OnePlus has had rather problematic upgrades but it seems that the OxygenOS 11 update, which also brings Android 11, is taking the cake. There have been reports about problems with the latest update across many of OnePlus’ phones, including the OnePlus Nord, but owners of the company’s 2019 models are the ones that seem to have gotten the short end of the stick.

A growing number of complaints on Reddit as well as OnePlus’s own forums reveal the rather unfavorable situation regarding the update. Those complaints are all over the place, from greater battery drain to dropped frames that could affect mobile gaming. There are also worrying reports of overheating, at least more than usual, which could raise red flags when it comes to safety.

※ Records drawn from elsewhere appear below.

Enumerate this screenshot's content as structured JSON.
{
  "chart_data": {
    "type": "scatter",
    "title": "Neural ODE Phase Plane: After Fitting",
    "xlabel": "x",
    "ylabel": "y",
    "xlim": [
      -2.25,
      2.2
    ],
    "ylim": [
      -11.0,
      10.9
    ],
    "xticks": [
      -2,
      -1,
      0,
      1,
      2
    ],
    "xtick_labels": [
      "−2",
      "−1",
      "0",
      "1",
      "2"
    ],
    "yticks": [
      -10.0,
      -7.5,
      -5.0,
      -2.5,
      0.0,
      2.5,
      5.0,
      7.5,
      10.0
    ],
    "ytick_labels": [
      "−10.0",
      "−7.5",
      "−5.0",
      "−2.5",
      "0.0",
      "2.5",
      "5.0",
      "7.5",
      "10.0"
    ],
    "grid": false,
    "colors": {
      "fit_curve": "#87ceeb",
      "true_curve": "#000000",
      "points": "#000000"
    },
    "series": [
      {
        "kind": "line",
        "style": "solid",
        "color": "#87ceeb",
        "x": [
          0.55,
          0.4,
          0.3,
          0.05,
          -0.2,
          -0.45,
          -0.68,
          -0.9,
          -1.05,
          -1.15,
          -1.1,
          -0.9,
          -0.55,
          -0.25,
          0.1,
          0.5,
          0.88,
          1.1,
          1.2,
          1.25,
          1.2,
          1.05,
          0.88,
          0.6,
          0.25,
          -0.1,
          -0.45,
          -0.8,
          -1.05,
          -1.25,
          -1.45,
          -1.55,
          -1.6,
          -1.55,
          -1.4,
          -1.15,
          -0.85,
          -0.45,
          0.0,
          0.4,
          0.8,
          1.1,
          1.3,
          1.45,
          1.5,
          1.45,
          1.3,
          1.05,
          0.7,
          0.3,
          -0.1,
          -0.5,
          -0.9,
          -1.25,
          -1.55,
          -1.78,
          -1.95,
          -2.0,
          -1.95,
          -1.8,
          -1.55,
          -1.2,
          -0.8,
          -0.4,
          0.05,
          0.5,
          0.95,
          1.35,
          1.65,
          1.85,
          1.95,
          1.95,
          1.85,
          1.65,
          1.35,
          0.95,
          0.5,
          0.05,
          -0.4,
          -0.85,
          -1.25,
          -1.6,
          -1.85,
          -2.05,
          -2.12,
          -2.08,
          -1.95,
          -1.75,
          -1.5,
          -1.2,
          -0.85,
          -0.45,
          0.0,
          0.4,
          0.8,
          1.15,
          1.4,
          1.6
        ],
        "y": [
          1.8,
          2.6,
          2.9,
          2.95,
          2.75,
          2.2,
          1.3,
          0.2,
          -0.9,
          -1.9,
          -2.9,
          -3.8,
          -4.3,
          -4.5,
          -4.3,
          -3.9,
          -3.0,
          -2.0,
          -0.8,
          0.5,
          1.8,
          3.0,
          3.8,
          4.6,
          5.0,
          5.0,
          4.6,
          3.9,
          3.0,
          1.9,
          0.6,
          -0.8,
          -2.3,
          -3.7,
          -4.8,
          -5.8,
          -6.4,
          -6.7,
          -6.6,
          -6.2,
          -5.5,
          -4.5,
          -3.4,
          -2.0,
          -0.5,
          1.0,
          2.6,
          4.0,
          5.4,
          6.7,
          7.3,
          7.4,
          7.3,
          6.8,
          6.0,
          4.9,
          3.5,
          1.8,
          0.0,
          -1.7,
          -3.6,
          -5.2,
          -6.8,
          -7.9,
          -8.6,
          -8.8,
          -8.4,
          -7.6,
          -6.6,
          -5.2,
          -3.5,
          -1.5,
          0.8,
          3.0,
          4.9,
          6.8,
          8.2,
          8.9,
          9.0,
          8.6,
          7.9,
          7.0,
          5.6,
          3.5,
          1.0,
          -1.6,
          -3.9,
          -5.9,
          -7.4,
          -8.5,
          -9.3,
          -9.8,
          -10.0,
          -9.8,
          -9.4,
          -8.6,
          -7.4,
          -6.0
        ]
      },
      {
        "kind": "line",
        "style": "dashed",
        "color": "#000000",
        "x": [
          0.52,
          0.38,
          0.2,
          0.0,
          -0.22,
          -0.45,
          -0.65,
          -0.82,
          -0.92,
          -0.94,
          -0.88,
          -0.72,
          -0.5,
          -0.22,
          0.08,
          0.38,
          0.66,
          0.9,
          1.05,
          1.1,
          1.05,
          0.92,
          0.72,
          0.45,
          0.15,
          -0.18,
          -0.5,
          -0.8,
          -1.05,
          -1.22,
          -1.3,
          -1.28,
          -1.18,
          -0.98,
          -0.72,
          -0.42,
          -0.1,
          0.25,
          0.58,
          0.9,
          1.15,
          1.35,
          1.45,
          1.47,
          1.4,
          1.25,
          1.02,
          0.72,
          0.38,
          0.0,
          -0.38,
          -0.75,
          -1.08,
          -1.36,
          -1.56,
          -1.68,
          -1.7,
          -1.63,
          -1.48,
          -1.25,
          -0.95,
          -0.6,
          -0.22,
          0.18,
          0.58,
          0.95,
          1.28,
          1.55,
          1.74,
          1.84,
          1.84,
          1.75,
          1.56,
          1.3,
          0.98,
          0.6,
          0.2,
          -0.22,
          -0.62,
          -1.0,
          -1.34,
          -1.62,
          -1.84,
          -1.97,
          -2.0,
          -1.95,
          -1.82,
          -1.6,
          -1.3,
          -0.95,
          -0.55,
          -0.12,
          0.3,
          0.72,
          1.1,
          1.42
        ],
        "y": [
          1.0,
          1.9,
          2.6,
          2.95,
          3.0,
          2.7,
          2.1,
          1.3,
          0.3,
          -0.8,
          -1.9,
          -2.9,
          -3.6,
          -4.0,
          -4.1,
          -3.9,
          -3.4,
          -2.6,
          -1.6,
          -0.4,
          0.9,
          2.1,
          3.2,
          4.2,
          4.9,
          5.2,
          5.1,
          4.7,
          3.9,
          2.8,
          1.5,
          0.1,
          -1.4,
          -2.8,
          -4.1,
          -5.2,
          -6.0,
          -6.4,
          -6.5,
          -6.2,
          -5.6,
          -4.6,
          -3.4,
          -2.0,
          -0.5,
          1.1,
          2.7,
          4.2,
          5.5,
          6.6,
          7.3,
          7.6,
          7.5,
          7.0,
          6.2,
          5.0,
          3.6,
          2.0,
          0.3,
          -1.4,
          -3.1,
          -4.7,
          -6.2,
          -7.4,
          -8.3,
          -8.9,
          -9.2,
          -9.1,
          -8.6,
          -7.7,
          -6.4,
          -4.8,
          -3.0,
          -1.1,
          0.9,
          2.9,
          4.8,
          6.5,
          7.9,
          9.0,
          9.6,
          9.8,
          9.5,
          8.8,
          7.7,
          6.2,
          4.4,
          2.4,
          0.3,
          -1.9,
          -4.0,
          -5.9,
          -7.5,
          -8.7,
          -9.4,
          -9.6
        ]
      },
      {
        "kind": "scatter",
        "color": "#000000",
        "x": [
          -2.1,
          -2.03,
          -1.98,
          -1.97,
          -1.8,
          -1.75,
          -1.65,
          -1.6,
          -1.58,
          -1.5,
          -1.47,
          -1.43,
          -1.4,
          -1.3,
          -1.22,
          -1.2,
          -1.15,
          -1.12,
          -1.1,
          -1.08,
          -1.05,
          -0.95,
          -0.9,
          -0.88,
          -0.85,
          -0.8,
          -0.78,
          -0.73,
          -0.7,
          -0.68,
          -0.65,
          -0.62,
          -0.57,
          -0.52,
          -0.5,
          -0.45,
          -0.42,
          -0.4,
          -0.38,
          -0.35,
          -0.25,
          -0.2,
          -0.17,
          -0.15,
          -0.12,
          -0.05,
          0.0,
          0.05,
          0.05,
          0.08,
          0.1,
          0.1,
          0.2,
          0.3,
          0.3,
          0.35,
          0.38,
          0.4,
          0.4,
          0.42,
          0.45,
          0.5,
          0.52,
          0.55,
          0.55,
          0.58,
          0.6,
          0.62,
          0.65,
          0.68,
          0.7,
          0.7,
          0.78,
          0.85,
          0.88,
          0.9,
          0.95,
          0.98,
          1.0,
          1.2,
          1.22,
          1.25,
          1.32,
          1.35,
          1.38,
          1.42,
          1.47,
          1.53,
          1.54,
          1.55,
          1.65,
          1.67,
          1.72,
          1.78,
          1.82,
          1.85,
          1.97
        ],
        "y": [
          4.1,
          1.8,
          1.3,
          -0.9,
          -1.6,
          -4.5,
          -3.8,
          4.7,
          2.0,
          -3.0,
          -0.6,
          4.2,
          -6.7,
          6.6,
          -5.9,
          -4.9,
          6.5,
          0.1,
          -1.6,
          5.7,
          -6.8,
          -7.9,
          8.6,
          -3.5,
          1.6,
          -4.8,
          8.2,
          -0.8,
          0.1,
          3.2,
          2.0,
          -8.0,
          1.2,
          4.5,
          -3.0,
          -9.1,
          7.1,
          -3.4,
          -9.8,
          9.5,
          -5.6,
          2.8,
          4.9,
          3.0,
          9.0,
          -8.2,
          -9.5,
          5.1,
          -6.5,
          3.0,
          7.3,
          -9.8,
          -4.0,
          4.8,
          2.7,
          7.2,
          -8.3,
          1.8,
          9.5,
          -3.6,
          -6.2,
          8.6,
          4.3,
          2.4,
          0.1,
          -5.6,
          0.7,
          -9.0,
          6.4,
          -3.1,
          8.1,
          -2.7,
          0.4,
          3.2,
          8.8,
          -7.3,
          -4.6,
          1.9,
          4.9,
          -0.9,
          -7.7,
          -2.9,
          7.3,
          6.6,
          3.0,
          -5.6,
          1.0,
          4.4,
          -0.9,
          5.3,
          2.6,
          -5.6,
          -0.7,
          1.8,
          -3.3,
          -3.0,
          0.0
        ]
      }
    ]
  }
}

Given the wide range of issues, there is no single known source of the problem other than the Android 11 update. Of course, other phones on Android 11 don’t report such problems and OnePlus users are quick to blame OxygenOS 11 as the real culprit. It doesn’t help that this version of OnePlus’s custom Android experience isn’t exactly that popular because of the heavy changes that the company made.

OnePlus already pushed a minor update to these phones but it doesn’t seem to have addressed the problems to users’ satisfaction. Unfortunately, the only way to get around the problem is to downgrade back to Android 10, which is also impractical for many OnePlus 7 and 7T owners.